[英]Python urllib3 and proxy
I am trying to figure out how to use proxy and multithreading. 我试图弄清楚如何使用代理和多线程。
This code works: 此代码有效:
requester = urllib3.PoolManager(maxsize = 10, headers = self.headers)
thread_pool = workerpool.WorkerPool()
thread_pool.map(grab_wrapper, [item['link'] for item in products])
thread_pool.shutdown()
thread_pool.wait()
Then in grab_wrapper
然后在
grab_wrapper
requested_page = requester.request('GET', url, assert_same_host = False, headers = self.headers)
Headers consist of: Accept, Accept-Charset, Accept-Encoding, Accept-Language and User-Agent 标题包括:Accept,Accept-Charset,Accept-Encoding,Accept-Language和User-Agent
But this does not work in production, since it has to pass proxy, no authorization is required. 但这在生产中不起作用,因为它必须通过代理,不需要授权。
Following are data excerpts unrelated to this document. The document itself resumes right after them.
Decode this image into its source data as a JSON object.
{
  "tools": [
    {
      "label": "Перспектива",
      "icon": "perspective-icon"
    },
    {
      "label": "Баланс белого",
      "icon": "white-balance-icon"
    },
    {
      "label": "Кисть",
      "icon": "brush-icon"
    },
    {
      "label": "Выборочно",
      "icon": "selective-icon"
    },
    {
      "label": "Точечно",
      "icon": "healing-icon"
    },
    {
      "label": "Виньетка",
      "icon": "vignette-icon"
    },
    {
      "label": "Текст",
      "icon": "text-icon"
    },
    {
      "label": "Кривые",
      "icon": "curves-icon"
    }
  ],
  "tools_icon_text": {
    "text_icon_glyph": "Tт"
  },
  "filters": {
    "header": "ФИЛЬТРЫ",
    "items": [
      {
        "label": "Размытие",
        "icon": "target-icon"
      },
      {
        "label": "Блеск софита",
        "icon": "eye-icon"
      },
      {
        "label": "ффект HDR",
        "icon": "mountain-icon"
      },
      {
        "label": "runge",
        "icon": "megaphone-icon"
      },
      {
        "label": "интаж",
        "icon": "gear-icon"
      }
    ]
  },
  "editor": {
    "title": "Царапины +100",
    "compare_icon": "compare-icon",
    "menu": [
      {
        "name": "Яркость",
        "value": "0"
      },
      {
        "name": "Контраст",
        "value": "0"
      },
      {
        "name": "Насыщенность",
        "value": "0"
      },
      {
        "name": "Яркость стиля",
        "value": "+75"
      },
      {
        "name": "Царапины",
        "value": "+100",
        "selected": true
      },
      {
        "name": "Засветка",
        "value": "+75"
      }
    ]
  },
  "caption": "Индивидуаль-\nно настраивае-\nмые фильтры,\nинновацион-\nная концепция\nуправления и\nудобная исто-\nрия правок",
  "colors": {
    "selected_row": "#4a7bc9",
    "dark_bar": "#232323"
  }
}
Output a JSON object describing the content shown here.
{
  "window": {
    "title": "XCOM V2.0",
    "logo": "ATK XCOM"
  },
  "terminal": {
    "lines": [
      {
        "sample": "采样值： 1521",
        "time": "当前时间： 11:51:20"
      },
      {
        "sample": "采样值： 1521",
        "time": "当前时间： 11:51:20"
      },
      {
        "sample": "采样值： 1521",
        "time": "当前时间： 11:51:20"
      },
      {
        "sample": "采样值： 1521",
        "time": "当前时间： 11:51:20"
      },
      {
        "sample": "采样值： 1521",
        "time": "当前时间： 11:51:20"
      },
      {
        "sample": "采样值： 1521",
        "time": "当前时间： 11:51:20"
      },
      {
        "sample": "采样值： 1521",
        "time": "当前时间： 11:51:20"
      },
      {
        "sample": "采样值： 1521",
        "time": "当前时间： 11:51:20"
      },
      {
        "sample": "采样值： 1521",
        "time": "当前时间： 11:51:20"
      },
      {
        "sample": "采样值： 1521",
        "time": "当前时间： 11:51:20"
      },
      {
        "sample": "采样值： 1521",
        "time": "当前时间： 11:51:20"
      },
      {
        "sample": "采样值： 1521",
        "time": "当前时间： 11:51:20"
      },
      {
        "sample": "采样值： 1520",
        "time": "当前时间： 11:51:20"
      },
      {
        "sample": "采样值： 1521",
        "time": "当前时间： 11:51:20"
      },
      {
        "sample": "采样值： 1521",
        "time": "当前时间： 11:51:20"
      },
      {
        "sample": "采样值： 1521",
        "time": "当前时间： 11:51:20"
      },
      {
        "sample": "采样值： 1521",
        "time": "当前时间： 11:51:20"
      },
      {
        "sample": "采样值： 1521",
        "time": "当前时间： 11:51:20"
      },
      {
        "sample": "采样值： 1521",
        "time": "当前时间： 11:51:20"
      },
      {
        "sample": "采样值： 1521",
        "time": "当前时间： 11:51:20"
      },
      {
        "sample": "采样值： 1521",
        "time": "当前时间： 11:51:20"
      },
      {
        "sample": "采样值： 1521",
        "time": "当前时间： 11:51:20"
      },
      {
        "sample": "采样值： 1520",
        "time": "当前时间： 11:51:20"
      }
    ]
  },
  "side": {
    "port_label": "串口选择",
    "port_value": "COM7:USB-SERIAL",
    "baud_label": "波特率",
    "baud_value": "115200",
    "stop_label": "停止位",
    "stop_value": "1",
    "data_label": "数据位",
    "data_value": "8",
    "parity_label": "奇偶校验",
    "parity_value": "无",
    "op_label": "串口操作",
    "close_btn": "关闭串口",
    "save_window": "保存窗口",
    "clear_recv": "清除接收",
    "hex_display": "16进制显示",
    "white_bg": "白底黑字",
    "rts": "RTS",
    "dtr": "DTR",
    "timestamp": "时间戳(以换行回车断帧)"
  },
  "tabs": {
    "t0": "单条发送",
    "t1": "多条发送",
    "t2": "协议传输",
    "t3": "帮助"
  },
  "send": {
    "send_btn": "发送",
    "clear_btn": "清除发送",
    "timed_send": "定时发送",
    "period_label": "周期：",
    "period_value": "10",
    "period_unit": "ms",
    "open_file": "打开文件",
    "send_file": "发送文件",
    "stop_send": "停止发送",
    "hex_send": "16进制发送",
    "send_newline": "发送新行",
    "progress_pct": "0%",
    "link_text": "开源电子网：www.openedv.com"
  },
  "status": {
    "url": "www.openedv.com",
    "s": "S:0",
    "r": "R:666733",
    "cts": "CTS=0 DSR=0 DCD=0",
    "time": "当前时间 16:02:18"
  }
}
I tried different things (passing proxies
to request, in headers, etc.). 我尝试了不同的东西(将
proxies
传递给请求,在标题中等)。 The only thing that works is this: 唯一有效的是:
requester = urllib3.proxy_from_url(self._PROXY_URL, maxsize = 7, headers = self.headers)
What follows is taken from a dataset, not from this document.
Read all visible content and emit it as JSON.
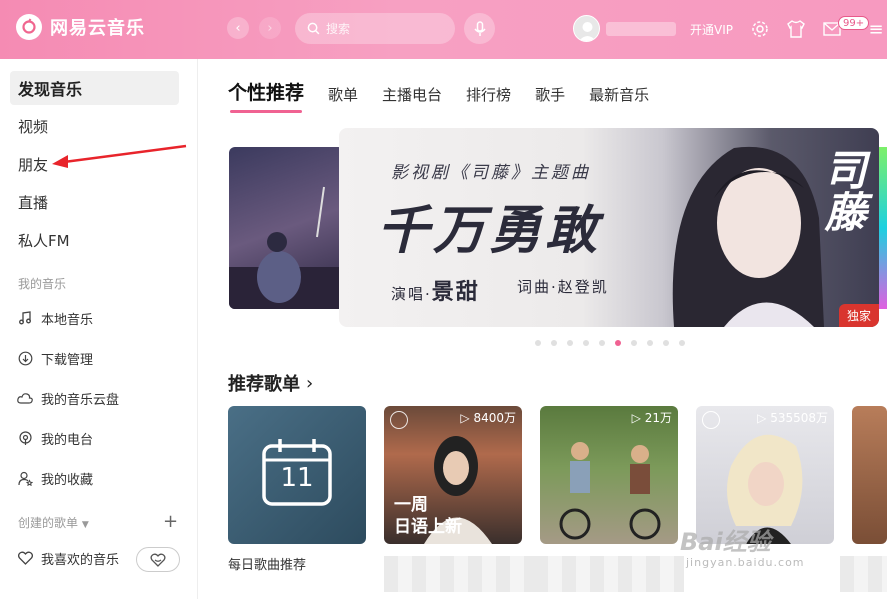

thread_pool = workerpool.WorkerPool(size = 10)
thread_pool.map(grab_wrapper, [item['link'] for item in products])
thread_pool.shutdown()
thread_pool.wait()
Now, when I run the program, it will make 10 requests (10 threads) and then... stop. 现在,当我运行程序时,它将发出10个请求(10个线程),然后......停止。 No error, no warning whatsoever.
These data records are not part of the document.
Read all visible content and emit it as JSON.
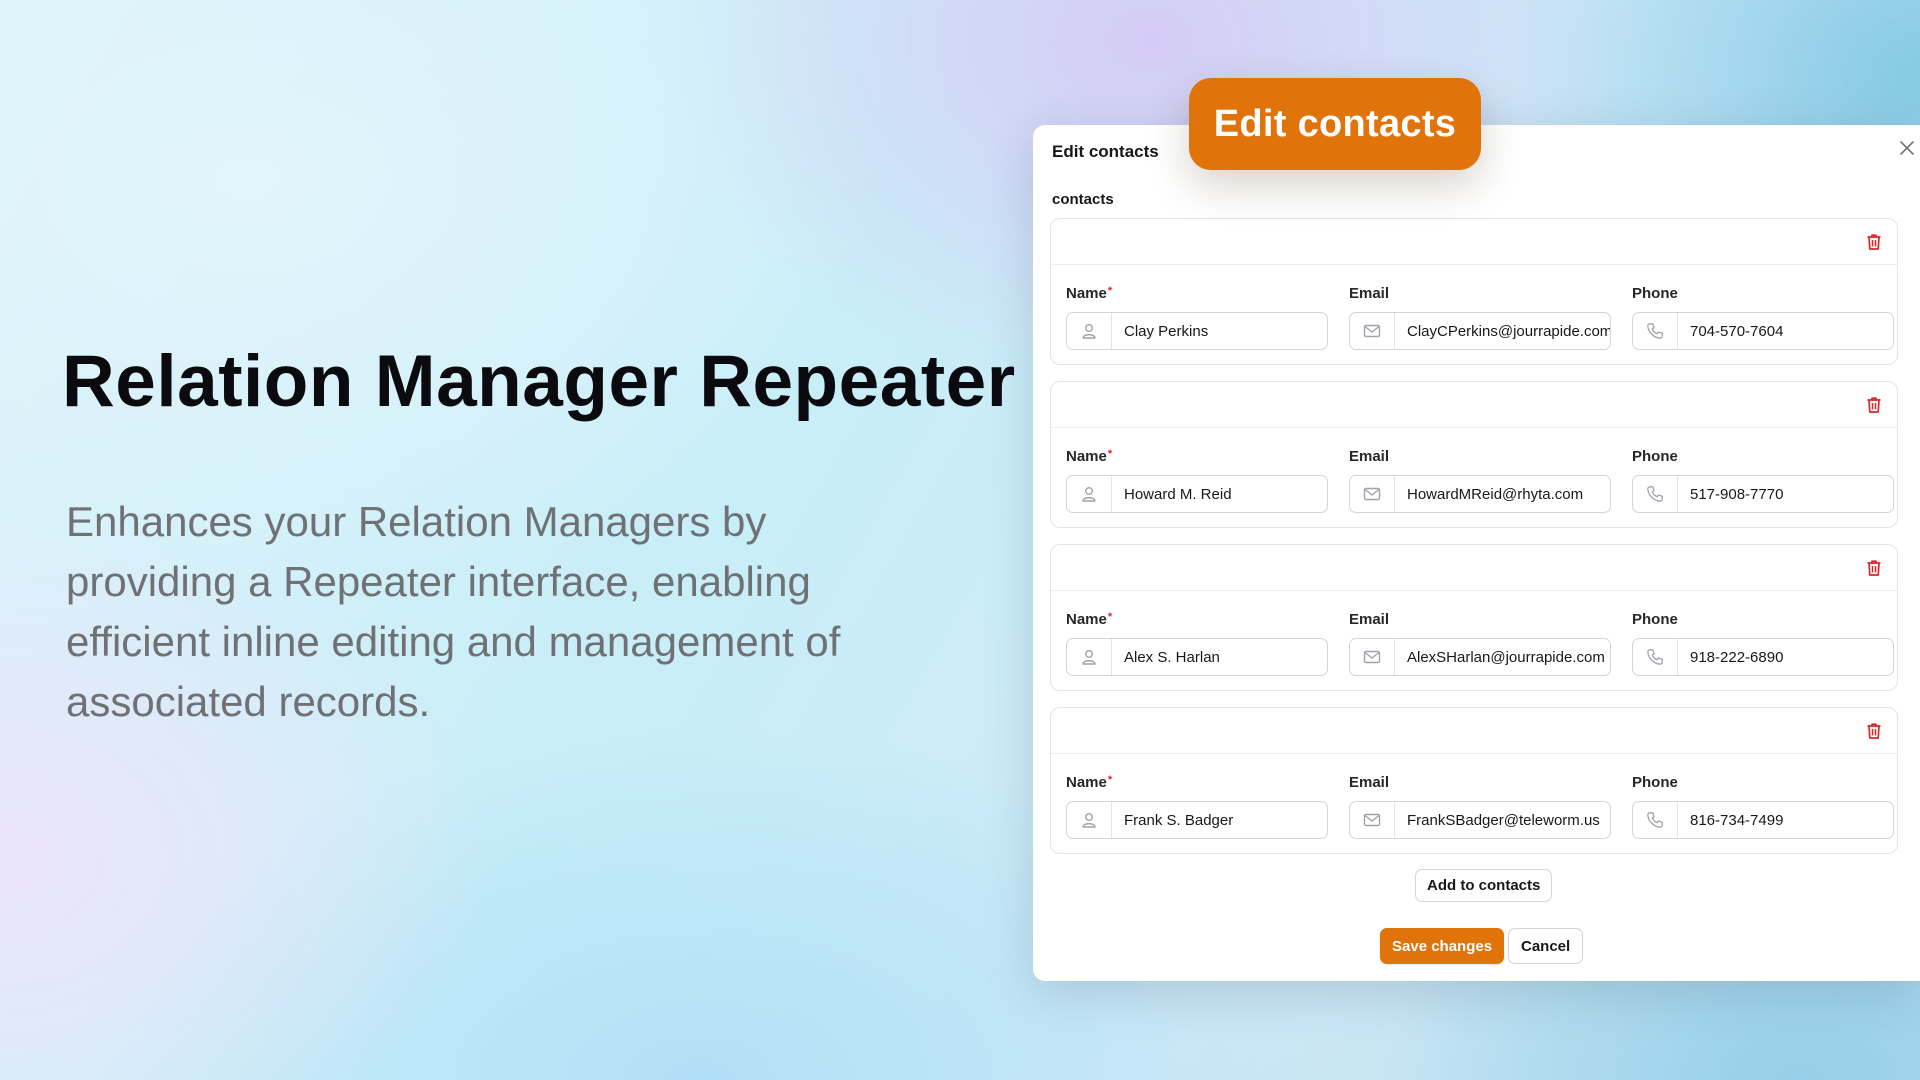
{
  "hero": {
    "title": "Relation Manager Repeater",
    "description": "Enhances your Relation Managers by providing a Repeater interface, enabling efficient inline editing and management of associated records."
  },
  "callout": {
    "label": "Edit contacts"
  },
  "modal": {
    "heading": "Edit contacts",
    "repeater_label": "contacts",
    "field_labels": {
      "name": "Name",
      "email": "Email",
      "phone": "Phone"
    },
    "contacts": [
      {
        "name": "Clay Perkins",
        "email": "ClayCPerkins@jourrapide.com",
        "phone": "704-570-7604"
      },
      {
        "name": "Howard M. Reid",
        "email": "HowardMReid@rhyta.com",
        "phone": "517-908-7770"
      },
      {
        "name": "Alex S. Harlan",
        "email": "AlexSHarlan@jourrapide.com",
        "phone": "918-222-6890"
      },
      {
        "name": "Frank S. Badger",
        "email": "FrankSBadger@teleworm.us",
        "phone": "816-734-7499"
      }
    ],
    "add_label": "Add to contacts",
    "save_label": "Save changes",
    "cancel_label": "Cancel"
  },
  "icons": {
    "name": "user-icon",
    "email": "envelope-icon",
    "phone": "phone-icon",
    "delete": "trash-icon",
    "close": "close-icon"
  },
  "colors": {
    "accent": "#e07309",
    "danger": "#dc2626"
  }
}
没有错误,没有任何警告。 This is the only way I can bypass proxy, but it seems like its not possible to use
proxy_from_url
and WorkerPool
together. 这是我可以绕过代理的唯一方法,但似乎不可能一起使用
proxy_from_url
和WorkerPool
。
Any ideas how to combine those two into a working code? 有关如何将这两者合并为工作代码的任何想法? I would rather avoid rewriting it into scrappy, etc. due to time limitation
由于时间限制,我宁愿避免将其重写为杂乱无章等
Regards 问候
first of all I would suggest to avoid urllib like the plague and instead use requests, which has really easy support for proxies: http://docs.python-requests.org/en/latest/user/advanced/#proxies 首先,我建议避免使用像瘟疫一样的urllib,而是使用请求,这些请求非常容易支持代理: http : //docs.python-requests.org/en/latest/user/advanced/#proxies
Next to that, I haven't use it with multi-threading but with multi-processing and that worked really well, the only thing that you have to figure out is whether you have a dynamic queue or a fairly fixed list that you can spread over workers, an example of the latter which spreads a list of urls evenly over x processes: 接下来,我没有使用它与多线程,但多处理,并且工作得很好,你必须要弄清楚的唯一的事情是你是否有一个动态队列或一个相当固定的列表,你可以传播over workers,后者的一个例子,它在x进程上均匀地分配url列表:
# *** prepare multi processing
nr_processes = 4
chunksize = int(math.ceil(total_nr_urls / float(nr_processes)))
procs = []
# *** start up processes
for i in range(nr_processes):
start_row = chunksize * i
end_row = min(chunksize * (i + 1), total_nr_store)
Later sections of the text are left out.